En effet, comme au théâtre, dans un restaurant, il y a le côté scène et le côté coulisses. Pour le client, il y a l’argenterie qui brille, les nappages amidonnés, les bougies qui étincellent et les verres qui s’entrechoquent: santé! Sans oublier l’essentiel: des plats mis en scène avec doigté par un chef passionné qui connaît son art. Tout cela a son prix, certes, mais c’est magique.

De l’autre côté du rideau, on découvre la réalité de l’entrepreneur. Avec des charges qui explosent (électricité, prix des produits, charges salariales, nouvelles normes impliquant des travaux...), des clients fantômes qui «oublient» d’annuler leur réservation, le monde du travail de plus en plus volatil. Ajoutez à cela les suites (et les dettes) des années covid. Très vite, les factures s’amoncellent et le ciel s’assombrit.

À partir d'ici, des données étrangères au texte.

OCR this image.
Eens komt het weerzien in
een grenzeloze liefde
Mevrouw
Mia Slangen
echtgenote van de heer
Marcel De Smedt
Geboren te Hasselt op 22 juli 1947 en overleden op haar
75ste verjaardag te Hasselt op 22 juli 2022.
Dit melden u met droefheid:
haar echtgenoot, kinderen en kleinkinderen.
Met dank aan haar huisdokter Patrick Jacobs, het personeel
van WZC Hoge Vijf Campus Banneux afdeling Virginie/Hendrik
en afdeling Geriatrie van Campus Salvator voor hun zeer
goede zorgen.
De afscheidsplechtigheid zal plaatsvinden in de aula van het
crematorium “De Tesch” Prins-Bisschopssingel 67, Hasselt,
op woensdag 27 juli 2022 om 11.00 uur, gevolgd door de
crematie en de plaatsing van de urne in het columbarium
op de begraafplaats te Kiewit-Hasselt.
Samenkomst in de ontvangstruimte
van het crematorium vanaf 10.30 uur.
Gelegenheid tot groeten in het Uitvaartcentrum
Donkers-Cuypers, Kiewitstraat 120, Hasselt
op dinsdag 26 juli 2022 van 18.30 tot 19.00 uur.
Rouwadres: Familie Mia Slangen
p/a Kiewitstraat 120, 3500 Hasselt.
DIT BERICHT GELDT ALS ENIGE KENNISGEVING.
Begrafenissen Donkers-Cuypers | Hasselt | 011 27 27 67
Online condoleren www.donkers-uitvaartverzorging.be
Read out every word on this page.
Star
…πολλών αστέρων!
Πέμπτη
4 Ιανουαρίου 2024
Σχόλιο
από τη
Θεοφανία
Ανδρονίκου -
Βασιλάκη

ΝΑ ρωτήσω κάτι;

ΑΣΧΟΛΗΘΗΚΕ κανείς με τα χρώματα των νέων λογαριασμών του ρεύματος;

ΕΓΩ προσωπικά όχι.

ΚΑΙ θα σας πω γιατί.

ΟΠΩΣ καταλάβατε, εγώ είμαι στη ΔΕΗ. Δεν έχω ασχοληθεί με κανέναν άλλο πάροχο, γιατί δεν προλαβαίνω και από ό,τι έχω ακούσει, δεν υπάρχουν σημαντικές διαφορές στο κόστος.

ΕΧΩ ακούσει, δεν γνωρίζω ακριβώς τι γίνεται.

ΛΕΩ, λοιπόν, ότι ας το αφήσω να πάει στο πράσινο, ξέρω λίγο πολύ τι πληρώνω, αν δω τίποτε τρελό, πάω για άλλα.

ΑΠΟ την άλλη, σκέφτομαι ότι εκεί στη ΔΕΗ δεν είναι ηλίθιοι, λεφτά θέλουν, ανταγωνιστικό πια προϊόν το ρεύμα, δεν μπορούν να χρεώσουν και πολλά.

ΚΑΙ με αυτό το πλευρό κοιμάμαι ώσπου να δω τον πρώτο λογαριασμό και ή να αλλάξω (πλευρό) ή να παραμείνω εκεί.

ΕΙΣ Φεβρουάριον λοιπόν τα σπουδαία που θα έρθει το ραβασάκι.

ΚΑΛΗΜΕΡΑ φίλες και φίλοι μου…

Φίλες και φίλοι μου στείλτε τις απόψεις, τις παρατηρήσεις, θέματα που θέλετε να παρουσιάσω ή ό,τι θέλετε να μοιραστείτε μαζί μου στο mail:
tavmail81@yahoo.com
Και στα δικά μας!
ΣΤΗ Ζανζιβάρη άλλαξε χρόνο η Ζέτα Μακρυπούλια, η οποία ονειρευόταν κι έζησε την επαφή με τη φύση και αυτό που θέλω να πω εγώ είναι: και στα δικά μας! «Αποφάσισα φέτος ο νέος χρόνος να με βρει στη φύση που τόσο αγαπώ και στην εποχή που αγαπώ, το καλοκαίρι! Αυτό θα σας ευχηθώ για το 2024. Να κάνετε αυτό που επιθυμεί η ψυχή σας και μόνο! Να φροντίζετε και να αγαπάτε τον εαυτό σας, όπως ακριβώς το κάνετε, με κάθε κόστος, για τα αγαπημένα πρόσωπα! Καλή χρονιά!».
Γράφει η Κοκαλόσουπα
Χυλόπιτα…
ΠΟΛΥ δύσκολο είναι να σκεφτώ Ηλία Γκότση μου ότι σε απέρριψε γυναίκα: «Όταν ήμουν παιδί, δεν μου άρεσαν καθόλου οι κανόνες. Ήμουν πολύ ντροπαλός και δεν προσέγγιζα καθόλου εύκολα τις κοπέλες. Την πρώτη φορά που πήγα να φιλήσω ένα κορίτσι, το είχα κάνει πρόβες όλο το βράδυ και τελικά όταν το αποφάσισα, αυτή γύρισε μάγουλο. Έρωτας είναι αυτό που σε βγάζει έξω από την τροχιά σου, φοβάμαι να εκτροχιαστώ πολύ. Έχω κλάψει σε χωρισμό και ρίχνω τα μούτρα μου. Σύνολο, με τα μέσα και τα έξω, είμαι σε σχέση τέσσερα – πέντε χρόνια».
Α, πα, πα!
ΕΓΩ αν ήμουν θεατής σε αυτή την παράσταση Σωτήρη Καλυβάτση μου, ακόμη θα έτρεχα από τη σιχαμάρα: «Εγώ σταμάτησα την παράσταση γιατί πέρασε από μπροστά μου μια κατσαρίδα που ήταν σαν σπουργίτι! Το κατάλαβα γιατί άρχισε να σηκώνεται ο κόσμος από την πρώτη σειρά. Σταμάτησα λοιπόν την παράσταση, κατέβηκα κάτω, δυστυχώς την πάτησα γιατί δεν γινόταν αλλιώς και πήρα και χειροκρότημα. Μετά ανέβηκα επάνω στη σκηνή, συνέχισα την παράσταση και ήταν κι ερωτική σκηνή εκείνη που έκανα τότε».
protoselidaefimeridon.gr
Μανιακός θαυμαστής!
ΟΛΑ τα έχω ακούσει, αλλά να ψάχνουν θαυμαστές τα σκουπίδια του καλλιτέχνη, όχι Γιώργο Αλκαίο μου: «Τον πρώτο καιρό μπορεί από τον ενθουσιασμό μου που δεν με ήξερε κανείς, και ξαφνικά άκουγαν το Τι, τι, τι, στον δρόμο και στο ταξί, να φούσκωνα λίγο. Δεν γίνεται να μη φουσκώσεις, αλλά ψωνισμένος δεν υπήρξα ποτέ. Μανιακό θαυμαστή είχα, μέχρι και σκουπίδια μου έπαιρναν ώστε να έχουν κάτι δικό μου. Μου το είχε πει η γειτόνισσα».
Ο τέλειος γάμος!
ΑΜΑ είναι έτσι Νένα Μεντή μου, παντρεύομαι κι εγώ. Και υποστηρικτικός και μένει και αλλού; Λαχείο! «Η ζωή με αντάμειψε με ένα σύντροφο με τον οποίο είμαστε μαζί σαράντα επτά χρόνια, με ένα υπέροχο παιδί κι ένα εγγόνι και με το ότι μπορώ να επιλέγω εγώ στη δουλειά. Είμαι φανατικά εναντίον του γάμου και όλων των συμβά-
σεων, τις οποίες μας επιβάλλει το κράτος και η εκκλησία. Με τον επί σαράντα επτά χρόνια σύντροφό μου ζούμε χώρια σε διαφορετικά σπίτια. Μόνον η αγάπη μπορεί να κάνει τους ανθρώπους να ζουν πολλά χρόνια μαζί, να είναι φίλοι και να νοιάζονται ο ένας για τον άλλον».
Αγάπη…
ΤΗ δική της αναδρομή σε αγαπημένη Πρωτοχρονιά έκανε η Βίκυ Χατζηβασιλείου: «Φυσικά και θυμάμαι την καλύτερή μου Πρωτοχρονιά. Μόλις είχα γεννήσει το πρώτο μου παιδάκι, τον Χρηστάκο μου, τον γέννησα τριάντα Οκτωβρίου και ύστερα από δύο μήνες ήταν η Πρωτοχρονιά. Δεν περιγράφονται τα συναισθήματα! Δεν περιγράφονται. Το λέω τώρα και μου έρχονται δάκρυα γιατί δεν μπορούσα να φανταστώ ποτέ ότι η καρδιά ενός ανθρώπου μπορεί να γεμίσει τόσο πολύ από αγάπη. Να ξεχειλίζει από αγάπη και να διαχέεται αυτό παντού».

Ça ne suffit pas? Alors ajoutons des primes d’assurance en hausse et notre pouvoir d’achat qui fond. Sans oublier le travail de sape des chaînes de fast-food qui dépensent des fortunes pour nous faire croire que leur malbouffe est plus cool qu’un repas dans un vrai resto...

Epicurien, toujours, et responsable du GaultMillau depuis vingt-quatre ans, je l’avoue, cette situation m’attriste. En même temps, sur notre site www.gaultmillau.ch, je suis heureux de contribuer à révéler chaque jour de nouvelles pépites gourmandes. Parce que, en même temps qu’il souffre, le monde de la restauration connaît une vitalité extraordinaire. Et parce que ces cafés, ces pintes, ces restaurants font partie de l’âme de nos villes et de nos villages, qu’ils sont des lieux de transmission de bonheur et d’émotion, de rencontre et de partage. Ne l’oublions pas. Alors évitons-leur le cauchemar en cuisine: plutôt que de dévorer dans une barquette polluante quelques burgers sans amour, allons au resto. Ils le valent bien. Et nous aussi.